Quando conjugadas, certas notícias exacerbam a
pornografia do mundo em que vivemos. De regresso a casa, com o auto-rádio sintonizado
na Antena 1, escuto a excelente crónica de Joaquim Vieira sobre as dívidas do
Primeiro-ministro à Segurança Social. Quem disponibiliza essa crónica? Seria
óptimo, tão perfeita me pareceu a síntese. Chego a casa e dão-me conta
disto: fisco penhora alimentos doados para ajudar carenciados do Porto. Sem entender
o sentido de tais notícias num país que é o meu, faço pausa para levar o cão à
rua, vazar o lixo, fumar um cigarro. E penso como podiam ser límpidos os fins de
tarde se fôssemos todos ignorantes.
Quando o Primeiro-ministro andou a faltar
às suas obrigações, eu armei-me em esperto e mantive-me informado. Se tivesse
sido ignorante talvez fosse mais feliz. Mas não, quis cumprir, informei-me, fui
parvo. Os ignorantes são sempre os mais espertos, até chegam a Primeiro-ministro
com currículos medíocres.
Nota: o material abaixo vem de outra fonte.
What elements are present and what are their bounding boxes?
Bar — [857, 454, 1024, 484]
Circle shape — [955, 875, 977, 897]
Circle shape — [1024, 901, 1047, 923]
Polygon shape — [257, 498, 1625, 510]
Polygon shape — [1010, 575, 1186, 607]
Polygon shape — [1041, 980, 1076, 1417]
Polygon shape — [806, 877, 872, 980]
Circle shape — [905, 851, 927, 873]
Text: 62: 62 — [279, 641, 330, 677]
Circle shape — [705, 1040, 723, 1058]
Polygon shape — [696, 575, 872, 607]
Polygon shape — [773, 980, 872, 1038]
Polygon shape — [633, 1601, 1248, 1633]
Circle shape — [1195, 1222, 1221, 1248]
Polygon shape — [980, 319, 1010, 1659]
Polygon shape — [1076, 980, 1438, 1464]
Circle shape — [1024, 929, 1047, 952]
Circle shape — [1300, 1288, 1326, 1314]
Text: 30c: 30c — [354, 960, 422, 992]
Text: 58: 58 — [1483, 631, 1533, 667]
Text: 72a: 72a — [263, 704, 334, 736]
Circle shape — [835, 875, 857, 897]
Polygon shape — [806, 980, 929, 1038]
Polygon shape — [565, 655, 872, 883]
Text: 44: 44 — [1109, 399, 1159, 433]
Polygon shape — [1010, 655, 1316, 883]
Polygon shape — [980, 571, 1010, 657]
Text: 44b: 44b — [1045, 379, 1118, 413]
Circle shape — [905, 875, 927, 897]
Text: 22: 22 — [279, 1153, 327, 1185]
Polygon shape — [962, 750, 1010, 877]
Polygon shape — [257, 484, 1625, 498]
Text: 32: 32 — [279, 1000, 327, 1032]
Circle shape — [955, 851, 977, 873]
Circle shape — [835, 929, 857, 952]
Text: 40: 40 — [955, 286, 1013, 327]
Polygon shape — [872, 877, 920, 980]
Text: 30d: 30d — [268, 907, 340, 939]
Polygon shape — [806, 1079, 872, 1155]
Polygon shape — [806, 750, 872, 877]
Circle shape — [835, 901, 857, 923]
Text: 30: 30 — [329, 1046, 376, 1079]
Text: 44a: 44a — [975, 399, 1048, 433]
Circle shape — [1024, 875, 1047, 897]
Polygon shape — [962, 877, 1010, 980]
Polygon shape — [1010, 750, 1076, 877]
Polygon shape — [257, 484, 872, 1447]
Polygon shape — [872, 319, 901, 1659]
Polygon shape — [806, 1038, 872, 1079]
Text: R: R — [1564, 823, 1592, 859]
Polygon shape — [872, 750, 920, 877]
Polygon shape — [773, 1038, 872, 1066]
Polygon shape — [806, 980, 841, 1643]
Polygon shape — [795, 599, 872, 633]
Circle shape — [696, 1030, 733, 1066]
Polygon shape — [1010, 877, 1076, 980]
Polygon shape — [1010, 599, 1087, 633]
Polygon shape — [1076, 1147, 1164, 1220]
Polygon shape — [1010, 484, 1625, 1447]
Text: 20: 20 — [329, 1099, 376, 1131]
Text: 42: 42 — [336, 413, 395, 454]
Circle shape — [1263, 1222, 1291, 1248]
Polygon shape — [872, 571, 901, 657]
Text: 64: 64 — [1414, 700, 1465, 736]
Não precisam sequer de trabalhar, basta-lhes fazer o
frete das juventudes partidárias onde se aprende a dizer com convicção sou um cidadãos honesto. Não obstante, por mais que o digam jamais será por dizê-lo
que estas almas se tornarão, de facto, honestas. E Passos há muito demonstrou que o não é.
Viveu de ajudas de custo quando outros – eu, por exemplo – tiveram que fazer
pela vida para suportar os custos de não terem ajudas. Pior que eu, que sempre
pude contar com uma família estável e unida, gente só e completamente
desamparada, uns mais sérios, outros menos, uns mais exigentes, outros nem por
isso, uns mais cumpridores, outros nem tanto, uns mais informados, outros mais
ignorantes. Todos a fazer pela vida sem ajudas de custo.
Comecei a
trabalhar e a descontar em 1997. Entre 2000 e 2008, tive que me desenrascar no
labiríntico mundo das cadernetas de recibos. Quando o primeiro-ministro do meu
país não pagava, aguardando que o Estado o incomodasse ou esperando talvez que
o tempo liquidasse as dívidas, eu fui parvo, fui néscio, fui totó, fui imbecil.
Ou seja, informei-me. E paguei, paguei sempre. Sei quanto me custou pagar. Era
dinheirinho que me fazia falta, sobretudo quando chegavam aquelas alturas
dos subsídios de férias e de Natal, ou coisa que o valha, e eu não via nada
porque os recibos verdes não davam nem dão direito a nada. Às vezes esquecia-me de
pagar, atrasava-me. Uma vez por um dia. Logo me recriminava, sobretudo quando chegavam
as cartas para pagar multas e juros de mora porque me tinha atrasado... nem que fosse um só dia.
Que estupidez a minha. Se eu
soubesse que podia pensar que era facultativo e esperar que prescrevesse. Mas
que porra, a mim os directores gerais disto e daquilo sempre ameaçaram com
penhoras. Eu, trabalhador independente a cumprir horários num colégio privado e
em centros de formação profissional. Por vezes deslocava-me à Segurança Social
para pagar, depois passei a fazê-lo por MB (quando dentro do prazo). Recordo-me
que a determinada altura o montante que descontava aumentou exponencialmente. O
Primeiro-ministro não se deve recordar, pois ele não pagava. Ele estava
convencido de que era tudo facultativo.
Só quando chegou ao governo ocorreu à aventesma que era preciso pagar, lembrou-se com tal clareza que pôs todos a pagar taxas e sobretaxas e mais isto e aquilo e
aqueloutro, por ser dever nacional contribuir para que ele passe por bom aluno
no colégio alemão. Não satisfeito, aumentou impostos, usurpou direitos. Vivíamos acima das nossas possibilidades, embora, ao contrário dele, sempre tivéssemos pago as nossas dívidas. Pedro Passos Coelho é o nome deste patego que nos governa.
Não se esqueçam do nome nem do rosto, ele há-de ser estudado nas escolas
se o Crato continuar no ministério da tutela. Tais são as vantagens de se ser
ignorante no mundo idealizado por estes pulhas.